San Pedro is a funky little town, filled with20 something backpackers. It has little narrow streets that wind around the town, there are few street names or addresses, you just have to wing it. There are tons of massage, healing and mind expanding exploits. The smell of burning herb was everywhere. Locals approached Daniel numerous times trying to sell him weed and mushrooms. There were great little restaurants, Thai, India, Japansese and vegetarian. The locals were very tolerant of the backpacker lifestyle and seemed to look the other way when weed was in the air and other nefarious activity was taking place. It had a great like music and nightlife scene and again Daniel and I spent a few nights on the town. Definitely a place you could get lost and drop out of life in. They say many young people come here and never leave. They open bars and restaurants, surf and yoga schools and generally cater to the backpacker lifestyle.
We took the little panga boats to the other towns on the lake while the kids climbed another volcano. Our tuk tuk driver took us to a place where we were treated to a traditional Mayan church ceremony, complete with an incense filled room with the local moonshine for everyone. What a trip. We loved the place. Our Airbnb in San Pedro was the best one so far.
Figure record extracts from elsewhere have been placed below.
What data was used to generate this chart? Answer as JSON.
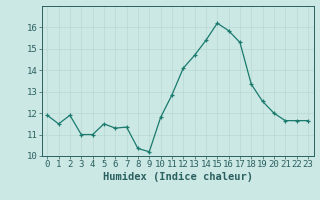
{
  "x": [
    0,
    1,
    2,
    3,
    4,
    5,
    6,
    7,
    8,
    9,
    10,
    11,
    12,
    13,
    14,
    15,
    16,
    17,
    18,
    19,
    20,
    21,
    22,
    23
  ],
  "y": [
    11.9,
    11.5,
    11.9,
    11.0,
    11.0,
    11.5,
    11.3,
    11.35,
    10.35,
    10.2,
    11.8,
    12.85,
    14.1,
    14.7,
    15.4,
    16.2,
    15.85,
    15.3,
    13.35,
    12.55,
    12.0,
    11.65,
    11.65,
    11.65
  ],
  "xlabel": "Humidex (Indice chaleur)",
  "ylim": [
    10,
    17
  ],
  "xlim": [
    -0.5,
    23.5
  ],
  "yticks": [
    10,
    11,
    12,
    13,
    14,
    15,
    16
  ],
  "xticks": [
    0,
    1,
    2,
    3,
    4,
    5,
    6,
    7,
    8,
    9,
    10,
    11,
    12,
    13,
    14,
    15,
    16,
    17,
    18,
    19,
    20,
    21,
    22,
    23
  ],
  "line_color": "#1a7a6e",
  "marker": "+",
  "bg_color": "#cce8e4",
  "grid_color": "#b8d8d4",
  "axis_color": "#2a6060",
  "tick_fontsize": 6.5,
  "xlabel_fontsize": 7.5
}
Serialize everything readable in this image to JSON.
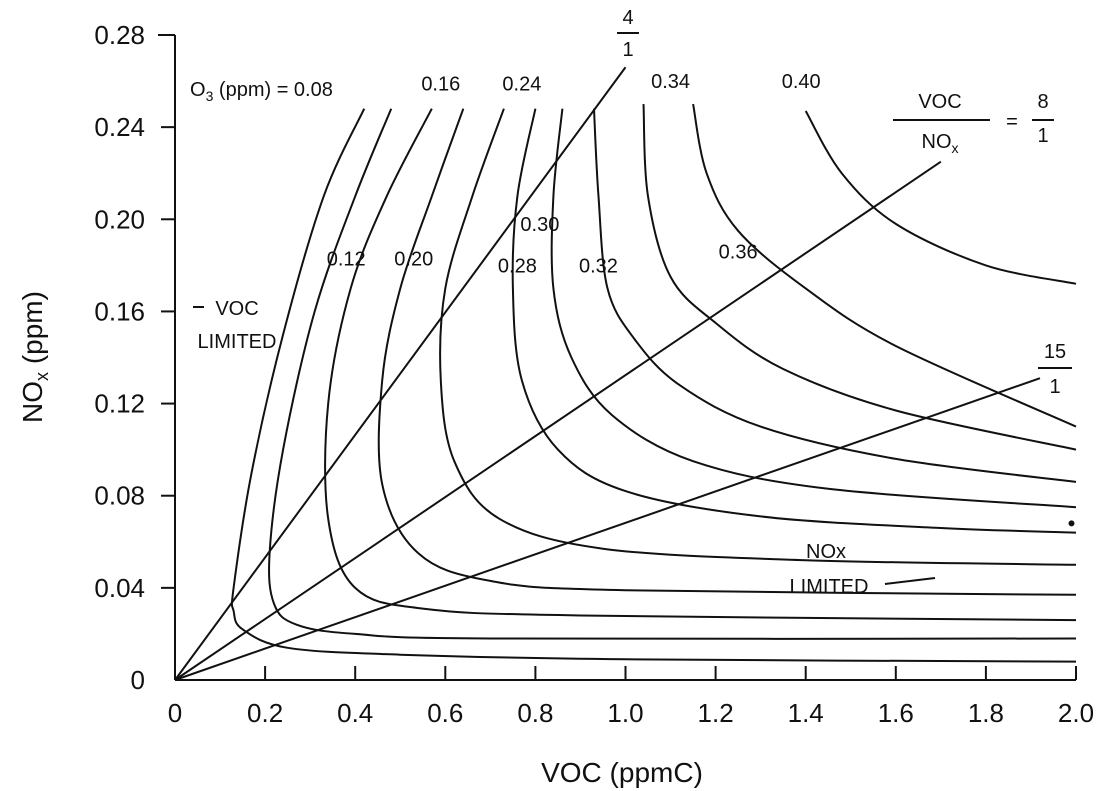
{
  "chart_data": {
    "type": "line",
    "xlabel": "VOC (ppmC)",
    "ylabel_main": "NO",
    "ylabel_sub": "x",
    "ylabel_tail": " (ppm)",
    "xlim": [
      0,
      2.0
    ],
    "ylim": [
      0,
      0.28
    ],
    "x_ticks": [
      "0",
      "0.2",
      "0.4",
      "0.6",
      "0.8",
      "1.0",
      "1.2",
      "1.4",
      "1.6",
      "1.8",
      "2.0"
    ],
    "y_ticks": [
      "0",
      "0.04",
      "0.08",
      "0.12",
      "0.16",
      "0.20",
      "0.24",
      "0.28"
    ],
    "grid": false,
    "legend": "none",
    "o3_header": {
      "o_main": "O",
      "o_sub": "3",
      "rest": " (ppm) = 0.08"
    },
    "isopleths": [
      {
        "name": "0.08",
        "label": "0.08",
        "points": [
          [
            0.42,
            0.248
          ],
          [
            0.33,
            0.21
          ],
          [
            0.24,
            0.15
          ],
          [
            0.17,
            0.09
          ],
          [
            0.13,
            0.04
          ],
          [
            0.13,
            0.03
          ],
          [
            0.15,
            0.022
          ],
          [
            0.25,
            0.014
          ],
          [
            0.5,
            0.011
          ],
          [
            1.0,
            0.009
          ],
          [
            2.0,
            0.008
          ]
        ]
      },
      {
        "name": "0.12",
        "label": "0.12",
        "points": [
          [
            0.48,
            0.248
          ],
          [
            0.4,
            0.21
          ],
          [
            0.31,
            0.16
          ],
          [
            0.24,
            0.1
          ],
          [
            0.21,
            0.055
          ],
          [
            0.22,
            0.033
          ],
          [
            0.27,
            0.024
          ],
          [
            0.4,
            0.02
          ],
          [
            0.7,
            0.018
          ],
          [
            2.0,
            0.018
          ]
        ]
      },
      {
        "name": "0.16",
        "label": "0.16",
        "points": [
          [
            0.57,
            0.248
          ],
          [
            0.47,
            0.21
          ],
          [
            0.39,
            0.17
          ],
          [
            0.34,
            0.12
          ],
          [
            0.34,
            0.07
          ],
          [
            0.4,
            0.04
          ],
          [
            0.55,
            0.031
          ],
          [
            0.9,
            0.028
          ],
          [
            2.0,
            0.026
          ]
        ]
      },
      {
        "name": "0.20",
        "label": "0.20",
        "points": [
          [
            0.64,
            0.248
          ],
          [
            0.57,
            0.21
          ],
          [
            0.5,
            0.17
          ],
          [
            0.46,
            0.13
          ],
          [
            0.46,
            0.085
          ],
          [
            0.54,
            0.055
          ],
          [
            0.7,
            0.043
          ],
          [
            1.0,
            0.039
          ],
          [
            2.0,
            0.037
          ]
        ]
      },
      {
        "name": "0.24",
        "label": "0.24",
        "points": [
          [
            0.73,
            0.248
          ],
          [
            0.66,
            0.21
          ],
          [
            0.6,
            0.17
          ],
          [
            0.59,
            0.13
          ],
          [
            0.62,
            0.095
          ],
          [
            0.72,
            0.07
          ],
          [
            0.95,
            0.057
          ],
          [
            1.4,
            0.052
          ],
          [
            2.0,
            0.05
          ]
        ]
      },
      {
        "name": "0.28",
        "label": "0.28",
        "points": [
          [
            0.8,
            0.248
          ],
          [
            0.76,
            0.21
          ],
          [
            0.75,
            0.17
          ],
          [
            0.77,
            0.13
          ],
          [
            0.85,
            0.1
          ],
          [
            1.0,
            0.082
          ],
          [
            1.3,
            0.071
          ],
          [
            1.7,
            0.066
          ],
          [
            2.0,
            0.064
          ]
        ]
      },
      {
        "name": "0.30",
        "label": "0.30",
        "points": [
          [
            0.86,
            0.248
          ],
          [
            0.84,
            0.21
          ],
          [
            0.84,
            0.17
          ],
          [
            0.88,
            0.14
          ],
          [
            0.97,
            0.115
          ],
          [
            1.15,
            0.095
          ],
          [
            1.45,
            0.083
          ],
          [
            2.0,
            0.075
          ]
        ]
      },
      {
        "name": "0.32",
        "label": "0.32",
        "points": [
          [
            0.93,
            0.248
          ],
          [
            0.94,
            0.21
          ],
          [
            0.96,
            0.17
          ],
          [
            1.02,
            0.148
          ],
          [
            1.12,
            0.128
          ],
          [
            1.3,
            0.11
          ],
          [
            1.6,
            0.096
          ],
          [
            2.0,
            0.086
          ]
        ]
      },
      {
        "name": "0.34",
        "label": "0.34",
        "points": [
          [
            1.04,
            0.25
          ],
          [
            1.05,
            0.21
          ],
          [
            1.1,
            0.175
          ],
          [
            1.2,
            0.155
          ],
          [
            1.35,
            0.135
          ],
          [
            1.6,
            0.117
          ],
          [
            2.0,
            0.1
          ]
        ]
      },
      {
        "name": "0.36",
        "label": "0.36",
        "points": [
          [
            1.15,
            0.25
          ],
          [
            1.18,
            0.22
          ],
          [
            1.25,
            0.195
          ],
          [
            1.4,
            0.17
          ],
          [
            1.6,
            0.145
          ],
          [
            2.0,
            0.11
          ]
        ]
      },
      {
        "name": "0.40",
        "label": "0.40",
        "points": [
          [
            1.4,
            0.247
          ],
          [
            1.48,
            0.22
          ],
          [
            1.6,
            0.198
          ],
          [
            1.8,
            0.18
          ],
          [
            2.0,
            0.172
          ]
        ]
      }
    ],
    "ratio_lines": [
      {
        "name": "4/1",
        "numerator": "4",
        "denominator": "1",
        "end": [
          1.0,
          0.266
        ]
      },
      {
        "name": "8/1",
        "numerator": "8",
        "denominator": "1",
        "prefix_top": "VOC",
        "prefix_bottom_main": "NO",
        "prefix_bottom_sub": "x",
        "equals": "=",
        "end": [
          1.7,
          0.225
        ]
      },
      {
        "name": "15/1",
        "numerator": "15",
        "denominator": "1",
        "end": [
          1.92,
          0.131
        ]
      }
    ],
    "annotations": {
      "voc_limited": [
        "VOC",
        "LIMITED"
      ],
      "nox_limited": [
        "NOx",
        "LIMITED"
      ],
      "dot": [
        1.99,
        0.068
      ]
    }
  }
}
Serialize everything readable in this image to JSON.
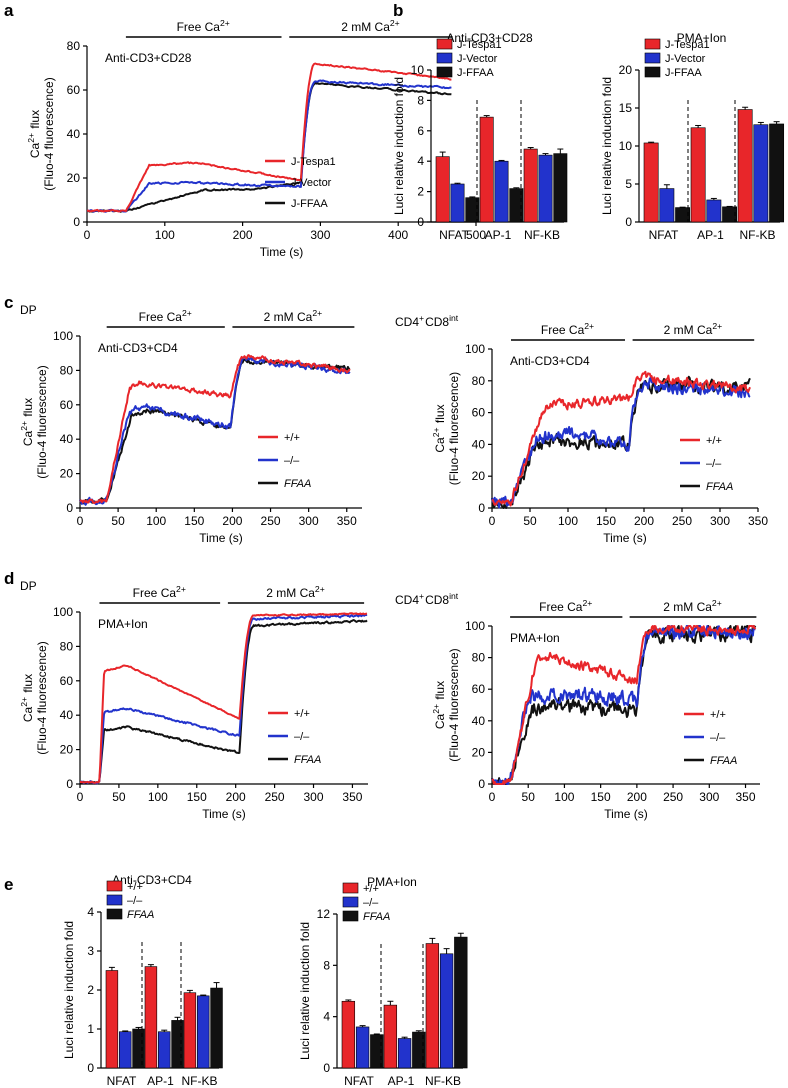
{
  "colors": {
    "red": "#e8262a",
    "blue": "#2233cc",
    "black": "#111111"
  },
  "panel_labels": [
    "a",
    "b",
    "c",
    "d",
    "e"
  ],
  "chart_data": [
    {
      "id": "a",
      "type": "line",
      "title": "Anti-CD3+CD28",
      "bracket_free": "Free Ca2+",
      "bracket_ca": "2 mM Ca2+",
      "xlabel": "Time (s)",
      "ylabel1": "Ca2+ flux",
      "ylabel2": "(Fluo-4 fluorescence)",
      "xlim": [
        0,
        500
      ],
      "ylim": [
        0,
        80
      ],
      "xticks": [
        0,
        100,
        200,
        300,
        400,
        500
      ],
      "yticks": [
        0,
        20,
        40,
        60,
        80
      ],
      "xtick_labels": [
        "0",
        "100",
        "200",
        "300",
        "400",
        "500"
      ],
      "ytick_labels": [
        "0",
        "20",
        "40",
        "60",
        "80"
      ],
      "free_range": [
        50,
        250
      ],
      "ca_range": [
        260,
        470
      ],
      "switch_t": 275,
      "end_t": 470,
      "series": [
        {
          "name": "J-Tespa1",
          "color": "red",
          "base": 5,
          "plateau": 27,
          "rise_end": 80,
          "peak_t": 140,
          "dec": 8,
          "ca_peak": 72,
          "ca_end": 65,
          "noise": 0.3
        },
        {
          "name": "J-Vector",
          "color": "blue",
          "base": 5,
          "plateau": 18,
          "rise_end": 80,
          "peak_t": 120,
          "dec": 2,
          "ca_peak": 64,
          "ca_end": 61,
          "noise": 0.4
        },
        {
          "name": "J-FFAA",
          "color": "black",
          "base": 5,
          "plateau": 15,
          "rise_end": 150,
          "peak_t": 220,
          "dec": -3,
          "ca_peak": 63,
          "ca_end": 58,
          "noise": 0.3
        }
      ]
    },
    {
      "id": "b1",
      "type": "bar",
      "title": "Anti-CD3+CD28",
      "ylabel": "Luci relative induction fold",
      "ylim": [
        0,
        10
      ],
      "yticks": [
        0,
        2,
        4,
        6,
        8,
        10
      ],
      "ytick_labels": [
        "0",
        "2",
        "4",
        "6",
        "8",
        "10"
      ],
      "categories": [
        "NFAT",
        "AP-1",
        "NF-KB"
      ],
      "series": [
        {
          "name": "J-Tespa1",
          "color": "red",
          "values": [
            4.3,
            6.9,
            4.8
          ],
          "err": [
            0.3,
            0.1,
            0.1
          ]
        },
        {
          "name": "J-Vector",
          "color": "blue",
          "values": [
            2.5,
            4.0,
            4.4
          ],
          "err": [
            0.05,
            0.05,
            0.1
          ]
        },
        {
          "name": "J-FFAA",
          "color": "black",
          "values": [
            1.6,
            2.2,
            4.5
          ],
          "err": [
            0.05,
            0.05,
            0.3
          ]
        }
      ]
    },
    {
      "id": "b2",
      "type": "bar",
      "title": "PMA+Ion",
      "ylabel": "Luci relative induction fold",
      "ylim": [
        0,
        20
      ],
      "yticks": [
        0,
        5,
        10,
        15,
        20
      ],
      "ytick_labels": [
        "0",
        "5",
        "10",
        "15",
        "20"
      ],
      "categories": [
        "NFAT",
        "AP-1",
        "NF-KB"
      ],
      "series": [
        {
          "name": "J-Tespa1",
          "color": "red",
          "values": [
            10.4,
            12.4,
            14.8
          ],
          "err": [
            0.1,
            0.3,
            0.3
          ]
        },
        {
          "name": "J-Vector",
          "color": "blue",
          "values": [
            4.4,
            2.9,
            12.8
          ],
          "err": [
            0.5,
            0.2,
            0.3
          ]
        },
        {
          "name": "J-FFAA",
          "color": "black",
          "values": [
            1.9,
            2.0,
            12.9
          ],
          "err": [
            0.05,
            0.05,
            0.3
          ]
        }
      ]
    },
    {
      "id": "c1",
      "type": "line",
      "corner": "DP",
      "title": "Anti-CD3+CD4",
      "bracket_free": "Free Ca2+",
      "bracket_ca": "2 mM Ca2+",
      "xlabel": "Time (s)",
      "ylabel1": "Ca2+ flux",
      "ylabel2": "(Fluo-4 fluorescence)",
      "xlim": [
        0,
        370
      ],
      "ylim": [
        0,
        100
      ],
      "xticks": [
        0,
        50,
        100,
        150,
        200,
        250,
        300,
        350
      ],
      "yticks": [
        0,
        20,
        40,
        60,
        80,
        100
      ],
      "xtick_labels": [
        "0",
        "50",
        "100",
        "150",
        "200",
        "250",
        "300",
        "350"
      ],
      "ytick_labels": [
        "0",
        "20",
        "40",
        "60",
        "80",
        "100"
      ],
      "free_range": [
        35,
        190
      ],
      "ca_range": [
        200,
        360
      ],
      "switch_t": 198,
      "end_t": 355,
      "series": [
        {
          "name": "+/+",
          "color": "red",
          "base": 4,
          "plateau": 73,
          "rise_end": 65,
          "peak_t": 80,
          "dec": 8,
          "ca_peak": 88,
          "ca_end": 80,
          "noise": 1.2
        },
        {
          "name": "–/–",
          "color": "blue",
          "base": 4,
          "plateau": 59,
          "rise_end": 65,
          "peak_t": 85,
          "dec": 12,
          "ca_peak": 87,
          "ca_end": 79,
          "noise": 1.5
        },
        {
          "name": "FFAA",
          "color": "black",
          "italic": true,
          "base": 4,
          "plateau": 57,
          "rise_end": 68,
          "peak_t": 90,
          "dec": 11,
          "ca_peak": 86,
          "ca_end": 81,
          "noise": 1.2
        }
      ]
    },
    {
      "id": "c2",
      "type": "line",
      "corner": "CD4+CD8int",
      "title": "Anti-CD3+CD4",
      "bracket_free": "Free Ca2+",
      "bracket_ca": "2 mM Ca2+",
      "xlabel": "Time (s)",
      "ylabel1": "Ca2+ flux",
      "ylabel2": "(Fluo-4 fluorescence)",
      "xlim": [
        0,
        350
      ],
      "ylim": [
        0,
        100
      ],
      "xticks": [
        0,
        50,
        100,
        150,
        200,
        250,
        300,
        350
      ],
      "yticks": [
        0,
        20,
        40,
        60,
        80,
        100
      ],
      "xtick_labels": [
        "0",
        "50",
        "100",
        "150",
        "200",
        "250",
        "300",
        "350"
      ],
      "ytick_labels": [
        "0",
        "20",
        "40",
        "60",
        "80",
        "100"
      ],
      "free_range": [
        25,
        175
      ],
      "ca_range": [
        185,
        345
      ],
      "switch_t": 180,
      "end_t": 340,
      "series": [
        {
          "name": "+/+",
          "color": "red",
          "base": 4,
          "plateau": 67,
          "rise_end": 70,
          "peak_t": 130,
          "dec": -2,
          "ca_peak": 82,
          "ca_end": 75,
          "noise": 2.5
        },
        {
          "name": "–/–",
          "color": "blue",
          "base": 4,
          "plateau": 47,
          "rise_end": 60,
          "peak_t": 110,
          "dec": 8,
          "ca_peak": 78,
          "ca_end": 72,
          "noise": 3.5
        },
        {
          "name": "FFAA",
          "color": "black",
          "italic": true,
          "base": 4,
          "plateau": 43,
          "rise_end": 60,
          "peak_t": 80,
          "dec": 3,
          "ca_peak": 76,
          "ca_end": 77,
          "noise": 3.5
        }
      ]
    },
    {
      "id": "d1",
      "type": "line",
      "corner": "DP",
      "title": "PMA+Ion",
      "bracket_free": "Free Ca2+",
      "bracket_ca": "2 mM Ca2+",
      "xlabel": "Time (s)",
      "ylabel1": "Ca2+ flux",
      "ylabel2": "(Fluo-4 fluorescence)",
      "xlim": [
        0,
        370
      ],
      "ylim": [
        0,
        100
      ],
      "xticks": [
        0,
        50,
        100,
        150,
        200,
        250,
        300,
        350
      ],
      "yticks": [
        0,
        20,
        40,
        60,
        80,
        100
      ],
      "xtick_labels": [
        "0",
        "50",
        "100",
        "150",
        "200",
        "250",
        "300",
        "350"
      ],
      "ytick_labels": [
        "0",
        "20",
        "40",
        "60",
        "80",
        "100"
      ],
      "free_range": [
        25,
        180
      ],
      "ca_range": [
        190,
        365
      ],
      "switch_t": 205,
      "end_t": 370,
      "series": [
        {
          "name": "+/+",
          "color": "red",
          "base": 1,
          "plateau": 69,
          "rise_end": 31,
          "peak_t": 60,
          "dec": 31,
          "ca_peak": 98,
          "ca_end": 99,
          "noise": 0.3
        },
        {
          "name": "–/–",
          "color": "blue",
          "base": 1,
          "plateau": 44,
          "rise_end": 31,
          "peak_t": 60,
          "dec": 16,
          "ca_peak": 96,
          "ca_end": 98,
          "noise": 0.5
        },
        {
          "name": "FFAA",
          "color": "black",
          "italic": true,
          "base": 1,
          "plateau": 33,
          "rise_end": 31,
          "peak_t": 60,
          "dec": 15,
          "ca_peak": 92,
          "ca_end": 95,
          "noise": 0.5
        }
      ]
    },
    {
      "id": "d2",
      "type": "line",
      "corner": "CD4+CD8int",
      "title": "PMA+Ion",
      "bracket_free": "Free Ca2+",
      "bracket_ca": "2 mM Ca2+",
      "xlabel": "Time (s)",
      "ylabel1": "Ca2+ flux",
      "ylabel2": "(Fluo-4 fluorescence)",
      "xlim": [
        0,
        370
      ],
      "ylim": [
        0,
        100
      ],
      "xticks": [
        0,
        50,
        100,
        150,
        200,
        250,
        300,
        350
      ],
      "yticks": [
        0,
        20,
        40,
        60,
        80,
        100
      ],
      "xtick_labels": [
        "0",
        "50",
        "100",
        "150",
        "200",
        "250",
        "300",
        "350"
      ],
      "ytick_labels": [
        "0",
        "20",
        "40",
        "60",
        "80",
        "100"
      ],
      "free_range": [
        25,
        180
      ],
      "ca_range": [
        190,
        365
      ],
      "switch_t": 200,
      "end_t": 365,
      "series": [
        {
          "name": "+/+",
          "color": "red",
          "base": 1,
          "plateau": 81,
          "rise_end": 60,
          "peak_t": 80,
          "dec": 16,
          "ca_peak": 98,
          "ca_end": 98,
          "noise": 2.5
        },
        {
          "name": "–/–",
          "color": "blue",
          "base": 1,
          "plateau": 58,
          "rise_end": 50,
          "peak_t": 90,
          "dec": 5,
          "ca_peak": 96,
          "ca_end": 97,
          "noise": 4
        },
        {
          "name": "FFAA",
          "color": "black",
          "italic": true,
          "base": 1,
          "plateau": 50,
          "rise_end": 55,
          "peak_t": 80,
          "dec": 4,
          "ca_peak": 94,
          "ca_end": 96,
          "noise": 4
        }
      ]
    },
    {
      "id": "e1",
      "type": "bar",
      "title": "Anti-CD3+CD4",
      "ylabel": "Luci relative induction fold",
      "ylim": [
        0,
        4
      ],
      "yticks": [
        0,
        1,
        2,
        3,
        4
      ],
      "ytick_labels": [
        "0",
        "1",
        "2",
        "3",
        "4"
      ],
      "categories": [
        "NFAT",
        "AP-1",
        "NF-KB"
      ],
      "series": [
        {
          "name": "+/+",
          "color": "red",
          "values": [
            2.5,
            2.6,
            1.93
          ],
          "err": [
            0.08,
            0.05,
            0.06
          ]
        },
        {
          "name": "–/–",
          "color": "blue",
          "values": [
            0.93,
            0.93,
            1.85
          ],
          "err": [
            0.02,
            0.04,
            0.02
          ]
        },
        {
          "name": "FFAA",
          "color": "black",
          "italic": true,
          "values": [
            1.0,
            1.22,
            2.05
          ],
          "err": [
            0.04,
            0.08,
            0.14
          ]
        }
      ]
    },
    {
      "id": "e2",
      "type": "bar",
      "title": "PMA+Ion",
      "ylabel": "Luci relative induction fold",
      "ylim": [
        0,
        12
      ],
      "yticks": [
        0,
        4,
        8,
        12
      ],
      "ytick_labels": [
        "0",
        "4",
        "8",
        "12"
      ],
      "categories": [
        "NFAT",
        "AP-1",
        "NF-KB"
      ],
      "series": [
        {
          "name": "+/+",
          "color": "red",
          "values": [
            5.2,
            4.9,
            9.7
          ],
          "err": [
            0.1,
            0.3,
            0.4
          ]
        },
        {
          "name": "–/–",
          "color": "blue",
          "values": [
            3.2,
            2.3,
            8.9
          ],
          "err": [
            0.1,
            0.1,
            0.4
          ]
        },
        {
          "name": "FFAA",
          "color": "black",
          "italic": true,
          "values": [
            2.6,
            2.8,
            10.2
          ],
          "err": [
            0.05,
            0.1,
            0.3
          ]
        }
      ]
    }
  ]
}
Again $60 a day for a 2br 2ba house spectacularly decorated in traditional Mayan handicrafts and textiles. It had a spectacular view of the lake and the 3 acre garden surrounding the house was one of the most beautiful and tranquil we had ever seen. The hosts were amazing, we will never forget our time there. We took a hike to an abandoned coffee farm, where we explored and discovered all sorts of cool things. We went to Panajachel for my birthday and had the best BBQ we have had since we left the states. We did some shopping, Panjachel definitely had the best handicrafts and the best prices we had seen in Guatemala.
It was time to head back to ES. Daniel needed to return back to Long Beach to begin working full time for Solar City and we needed to get back to the boat and boat schooling. The drive back was much easier than the ride there. By far, the best day to travel in Central America is Sunday. No one is on the road. We made it back to the boat in 5 hours.
None of us was looking forward to what lay ahead. Daniel surely did not want to leave and go back to work and Jirig, Nico and I were looking at 3 long months waiting in ES for good weather to head south.